Рядом с сосульками на гладком, отполированном за сотни лет ногами полу на каменном постаменте стояла громадная каменная чаша. Мать подошла к ней, протянула факел, и из чаши ударил язык огня, на миг почти полностью осветивший громадный подземный зал.
– Ничего не бойся, – шепнула Аршава в ухо оробевшему сыну.
Ратьша немного взбодрился. Но бодрость куда-то улетучилась, когда помощницы матери достали веревки и начали привязывать его между каменными сосульками. Левые рука и нога – к одной, правые – к другой. Потом, когда они страшными серповидными ножами срезали с него всю одежду, парнишку начала бить крупная дрожь.
Снова подошла мать, уже успевшая переодеться в какие-то звериные шкуры. Голову ее венчал медвежий череп без нижней челюсти. Опять наклонилась к Ратьше, обдав запахом затхлого, взявшегося плесенью меха. Снова шепнула:
– Не бойся…
Четыре жрицы тем временем достали откуда-то бубны и застучали в них. Сначала еле слышно, потом все громче. Мать закружилась в жутковатом танце вокруг пылающей чаши, потом запела на древнем, священном языке ивутичей. Ратислав знал его плохо. Конечно, он немного походил на нынешний, но именно что немного.

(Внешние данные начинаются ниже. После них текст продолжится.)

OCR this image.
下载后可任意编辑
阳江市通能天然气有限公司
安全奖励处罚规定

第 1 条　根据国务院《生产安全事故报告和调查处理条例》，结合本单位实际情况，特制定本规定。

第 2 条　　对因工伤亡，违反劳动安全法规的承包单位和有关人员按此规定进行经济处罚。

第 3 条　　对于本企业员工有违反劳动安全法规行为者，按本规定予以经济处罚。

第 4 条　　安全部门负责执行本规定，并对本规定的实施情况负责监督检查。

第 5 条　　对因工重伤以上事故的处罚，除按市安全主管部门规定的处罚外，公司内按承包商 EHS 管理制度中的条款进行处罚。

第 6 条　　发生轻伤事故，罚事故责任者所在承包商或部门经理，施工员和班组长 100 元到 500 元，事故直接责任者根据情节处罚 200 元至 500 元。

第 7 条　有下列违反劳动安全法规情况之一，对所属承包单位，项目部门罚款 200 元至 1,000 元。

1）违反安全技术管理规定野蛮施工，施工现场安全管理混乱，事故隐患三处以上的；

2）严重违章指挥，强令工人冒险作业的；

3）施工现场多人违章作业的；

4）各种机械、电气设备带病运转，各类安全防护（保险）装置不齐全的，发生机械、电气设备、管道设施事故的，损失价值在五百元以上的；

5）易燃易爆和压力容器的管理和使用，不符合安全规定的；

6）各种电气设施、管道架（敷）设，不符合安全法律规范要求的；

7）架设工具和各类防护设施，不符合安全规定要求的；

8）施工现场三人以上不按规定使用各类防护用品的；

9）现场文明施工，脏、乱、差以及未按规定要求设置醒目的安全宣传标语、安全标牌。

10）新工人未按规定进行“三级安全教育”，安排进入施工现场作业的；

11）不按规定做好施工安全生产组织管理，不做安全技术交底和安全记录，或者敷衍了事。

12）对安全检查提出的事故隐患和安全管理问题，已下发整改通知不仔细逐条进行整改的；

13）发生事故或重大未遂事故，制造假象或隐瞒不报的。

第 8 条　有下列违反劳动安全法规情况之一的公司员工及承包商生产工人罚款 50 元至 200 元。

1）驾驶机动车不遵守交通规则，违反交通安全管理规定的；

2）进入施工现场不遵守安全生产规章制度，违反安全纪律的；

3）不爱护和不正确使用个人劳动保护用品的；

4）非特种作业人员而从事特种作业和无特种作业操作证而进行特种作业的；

Через пятое на десятое парнишка понимал, о чем поет Аршава. Она призывала священный огонь своего народа наполнить тело сына и сделать его неуязвимым для всякого боевого железа. Пела мать долго. Ратьша за это время успел успокоиться и начал с интересом оглядываться по сторонам. Похоже, его привели в древнее тайное святилище ивутичей, о котором среди ребятни ходили страшные рассказки. Некоторые говорили, что там даже совершают человеческие жертвоприношения. Вспомнив о таком, Ратьша опять задрожал.
Мать закончила пение. Встала у огненной чаши. Жрицы передали ей большой глиняный кувшин. Она поставила его на широкий край чаши, рядом с пламенем. Достала из-под шкур, в которые была одета, мешочек, пошептала над ним, потом распустила завязки, достала из мешка щепоть черного порошка и бросила в огонь. Пламя вспыхнуло чуть ярче, потом опало, но из красного стало голубоватым. Следующую щепоть Аршава бросила в кувшин. Пошептала над ним, бросила еще. Опять пошептала. Добавила третью. Замолчала. Замерла, словно прислушиваясь к чему-то. Выпрямилась. Кивнула ближней жрице. Та вынула из поясных ножен нож с очень тонким лезвием. Подошла, протянула его ивутичской княгине. Мать взяла нож в правую руку, а левую протянула жрице. Та закатала рукав, обнажая руку Аршавы до плеча. Потом сильно сжала ее выше локтя, так, что вздулась и стала хорошо видна вена на локтевом сгибе. Не колеблясь, мать полоснула ножом по вене. Обильно хлынувшая кровь потекла по руке. Аршава опустила ее над кувшином. Кровь черной струйкой потекла по предплечью, ладони, пальцам в сосуд.
Ратьше показалось, что длится это бесконечно, и он забеспокоился, что мать изойдет кровью. Наконец жрица подала княгине тряпицу, которую та прижала к ранке, а затем согнула руку в локте, останавливая кровотечение. Потом взяла кувшин, взболтала содержимое и опять, запев ту же песню, подняла его над огнем. Держала так до тех пор, пока над горлышком не начал подниматься сизый дымок. Парнишка еще подивился, как матери не горячо держать кувшин так близко к пламени.
Наконец, к немалому облегчению Ратьши, Аршава убрала сосуд от огня, снова поставила его на край чаши, сняла с шеи какой-то белый, продолговатый, похожий на звериный зуб амулет на блестящей цепочке. Пошептав над ним, опустила амулет в кувшин, держа за цепь. Подержала его там, продолжая творить заклинания, вынула. Белый «зуб» почернел.
Мать подошла к Ратьше и, продолжая негромко напевать, повесила амулет ему на шею. Тот оказался ощутимо горячим. Аршава вернулась к чаше, взяла кувшин, опять подержала его над пламенем. Снова подошла к сыну, держа сосуд в левой руке. В правую жрица-помощница вложила ей пучок липового мочала. Мать обмакнула его в жидкость, находящуюся в кувшине, и провела ею на груди Ратьши поперечную линию. Парнишка тихонько зашипел – горячо!